Este dibujo de paisaje nos ayuda a entender mejor los sucesos que van a producirse durante estos años. Podemos contarlos uno detrás de otro, porque en realidad todos conducen al mismo sitio. En 1117 ha muerto el viejo conde Pedro Ansúrez, el último caballero de Alfonso VI. Su desaparición va a tener una consecuencia importante en Castilla, y es que el nuevo hombre fuerte del reino será ahora Pedro González de Lara, el amante de la reina Urraca.Y eso, ¿en qué afecta a todo lo demás? Afecta en la medida en que, a partir de ese momento, la facción castellana pesará más en la corte que la facción gallega, que por otro lado no deja de dar quebraderos de cabeza.
Al oeste, entre Galicia y Portugal, los movimientos no cesan.
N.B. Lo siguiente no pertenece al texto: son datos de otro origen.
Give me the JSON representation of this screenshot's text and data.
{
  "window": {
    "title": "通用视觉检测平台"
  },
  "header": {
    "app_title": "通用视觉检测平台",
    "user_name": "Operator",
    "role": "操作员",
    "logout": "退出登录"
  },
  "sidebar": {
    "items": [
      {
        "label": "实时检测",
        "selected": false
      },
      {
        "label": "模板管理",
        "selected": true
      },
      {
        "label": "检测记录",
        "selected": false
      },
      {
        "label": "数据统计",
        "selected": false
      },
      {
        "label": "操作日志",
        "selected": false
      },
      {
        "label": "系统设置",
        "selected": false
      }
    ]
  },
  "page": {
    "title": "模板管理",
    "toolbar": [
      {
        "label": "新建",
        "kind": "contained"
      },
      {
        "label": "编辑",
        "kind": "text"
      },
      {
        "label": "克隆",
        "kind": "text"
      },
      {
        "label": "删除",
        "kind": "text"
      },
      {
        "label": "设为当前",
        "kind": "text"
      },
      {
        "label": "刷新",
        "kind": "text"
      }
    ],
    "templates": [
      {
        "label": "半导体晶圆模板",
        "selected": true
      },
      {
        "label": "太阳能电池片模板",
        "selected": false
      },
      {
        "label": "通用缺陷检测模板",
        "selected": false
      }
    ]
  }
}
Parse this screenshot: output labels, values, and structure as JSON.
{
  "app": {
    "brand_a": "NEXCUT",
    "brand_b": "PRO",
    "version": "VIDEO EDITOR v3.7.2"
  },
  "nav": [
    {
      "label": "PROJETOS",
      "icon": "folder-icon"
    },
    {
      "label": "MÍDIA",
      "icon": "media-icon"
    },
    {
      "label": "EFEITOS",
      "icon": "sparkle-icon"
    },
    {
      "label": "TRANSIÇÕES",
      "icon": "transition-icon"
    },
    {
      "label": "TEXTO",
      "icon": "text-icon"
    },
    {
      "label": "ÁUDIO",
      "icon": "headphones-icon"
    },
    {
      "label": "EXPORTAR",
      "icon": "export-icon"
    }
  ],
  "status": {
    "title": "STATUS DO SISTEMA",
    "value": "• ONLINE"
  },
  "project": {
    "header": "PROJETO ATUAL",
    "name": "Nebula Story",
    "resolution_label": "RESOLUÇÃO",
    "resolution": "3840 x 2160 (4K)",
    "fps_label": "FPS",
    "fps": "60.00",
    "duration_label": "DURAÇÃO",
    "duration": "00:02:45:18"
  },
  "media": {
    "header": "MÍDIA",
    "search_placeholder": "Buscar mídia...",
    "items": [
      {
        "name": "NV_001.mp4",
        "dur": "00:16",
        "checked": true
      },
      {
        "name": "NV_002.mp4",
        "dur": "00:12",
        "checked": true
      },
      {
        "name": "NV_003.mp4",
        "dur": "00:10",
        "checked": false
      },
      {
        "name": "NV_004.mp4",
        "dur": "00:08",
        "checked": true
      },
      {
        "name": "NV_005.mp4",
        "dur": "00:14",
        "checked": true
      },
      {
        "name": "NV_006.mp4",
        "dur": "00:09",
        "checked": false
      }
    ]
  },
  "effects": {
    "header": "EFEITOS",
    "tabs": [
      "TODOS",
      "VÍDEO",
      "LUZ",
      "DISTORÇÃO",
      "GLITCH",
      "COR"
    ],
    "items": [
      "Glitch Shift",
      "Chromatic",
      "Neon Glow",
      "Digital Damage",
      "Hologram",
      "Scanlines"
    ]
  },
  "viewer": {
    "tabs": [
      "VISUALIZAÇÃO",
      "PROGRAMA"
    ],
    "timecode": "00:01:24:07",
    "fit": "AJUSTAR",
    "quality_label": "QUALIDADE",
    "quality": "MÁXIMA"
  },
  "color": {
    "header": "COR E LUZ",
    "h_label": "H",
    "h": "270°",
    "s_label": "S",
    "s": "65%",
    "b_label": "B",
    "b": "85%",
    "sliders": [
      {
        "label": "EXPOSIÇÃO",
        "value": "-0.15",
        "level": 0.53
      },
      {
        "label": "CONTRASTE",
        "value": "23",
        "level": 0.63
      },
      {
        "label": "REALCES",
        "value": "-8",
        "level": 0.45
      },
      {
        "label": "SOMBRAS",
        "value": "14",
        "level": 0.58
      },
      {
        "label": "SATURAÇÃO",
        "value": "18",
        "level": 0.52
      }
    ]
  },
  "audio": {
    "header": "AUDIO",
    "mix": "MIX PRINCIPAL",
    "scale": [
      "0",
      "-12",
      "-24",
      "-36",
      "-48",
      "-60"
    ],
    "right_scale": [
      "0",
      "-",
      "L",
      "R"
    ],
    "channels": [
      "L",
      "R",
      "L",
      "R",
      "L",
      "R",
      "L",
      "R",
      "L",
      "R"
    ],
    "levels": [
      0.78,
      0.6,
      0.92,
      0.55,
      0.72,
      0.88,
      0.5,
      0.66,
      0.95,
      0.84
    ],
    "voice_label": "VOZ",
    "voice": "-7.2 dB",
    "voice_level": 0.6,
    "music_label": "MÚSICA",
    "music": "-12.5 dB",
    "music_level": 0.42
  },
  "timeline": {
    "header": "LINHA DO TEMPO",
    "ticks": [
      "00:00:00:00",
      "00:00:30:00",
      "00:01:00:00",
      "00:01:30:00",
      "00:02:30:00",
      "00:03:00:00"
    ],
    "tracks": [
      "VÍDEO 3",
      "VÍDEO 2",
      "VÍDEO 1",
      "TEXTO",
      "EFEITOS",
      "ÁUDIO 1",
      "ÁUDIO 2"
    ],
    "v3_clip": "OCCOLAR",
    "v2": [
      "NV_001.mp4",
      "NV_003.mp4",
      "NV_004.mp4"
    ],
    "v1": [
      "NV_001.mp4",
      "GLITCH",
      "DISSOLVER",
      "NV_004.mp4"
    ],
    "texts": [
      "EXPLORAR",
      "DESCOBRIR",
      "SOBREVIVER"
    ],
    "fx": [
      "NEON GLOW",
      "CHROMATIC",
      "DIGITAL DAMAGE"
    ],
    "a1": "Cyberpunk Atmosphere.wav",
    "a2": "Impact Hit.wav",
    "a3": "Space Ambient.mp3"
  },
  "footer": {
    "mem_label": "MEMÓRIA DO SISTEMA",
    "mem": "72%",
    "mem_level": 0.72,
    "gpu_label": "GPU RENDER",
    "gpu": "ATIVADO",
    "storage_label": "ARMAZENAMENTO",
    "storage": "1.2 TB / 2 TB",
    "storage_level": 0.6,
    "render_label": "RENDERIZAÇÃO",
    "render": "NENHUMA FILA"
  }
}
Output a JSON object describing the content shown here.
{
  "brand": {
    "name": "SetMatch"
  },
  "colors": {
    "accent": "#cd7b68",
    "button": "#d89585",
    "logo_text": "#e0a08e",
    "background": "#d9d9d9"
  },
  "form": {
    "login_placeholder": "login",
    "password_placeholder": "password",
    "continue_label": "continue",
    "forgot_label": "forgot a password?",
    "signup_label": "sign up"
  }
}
Teresa de Portugal, la hermanastra de Urraca, sigue intentando ampliar sus dominios. Pero he aquí que a la altura de 1117 se desata una campaña almorávide contra Coímbra.Todas las fuerzas del pequeño condado portu gués han de concentrarse en ese punto. Teresa se da perfecta cuenta de que sus ambiciones exceden mucho a sus fuerzas.Y Urraca aprovecha la oportunidad para reafirmar su dominio sobre la zona. ¿Cómo? Entre otros gestos, no pierde la ocasión de entrar en Zamora como reina y señora de la ciudad. Lo cual, de paso, es un aviso para los nobles gallegos.
Mientras tanto, el proceso de progresiva consolidación del pequeño Alfonso sigue su camino. En 1118 encontramos a la familia en Toledo, donde Alfonso es coronado. Es la confirmación formal de que la corona imperial leonesa ceñirá su frente. Alfonso, que será VII, confirma los fueros de Toledo.Y en ese mismo momento las huestes castellanas y gallegas recorren las provincias de Segovia y Toledo asentando la repoblación y despejando el territorio. Coria cae en manos almorávides, pero el arzobispo de Toledo reconquista Alcalá de Henares en nombre del pequeño rey. Son las fechas en las que el otro Alfonso, el Batallador, el de Aragón y Navarra, está tomando Zaragoza.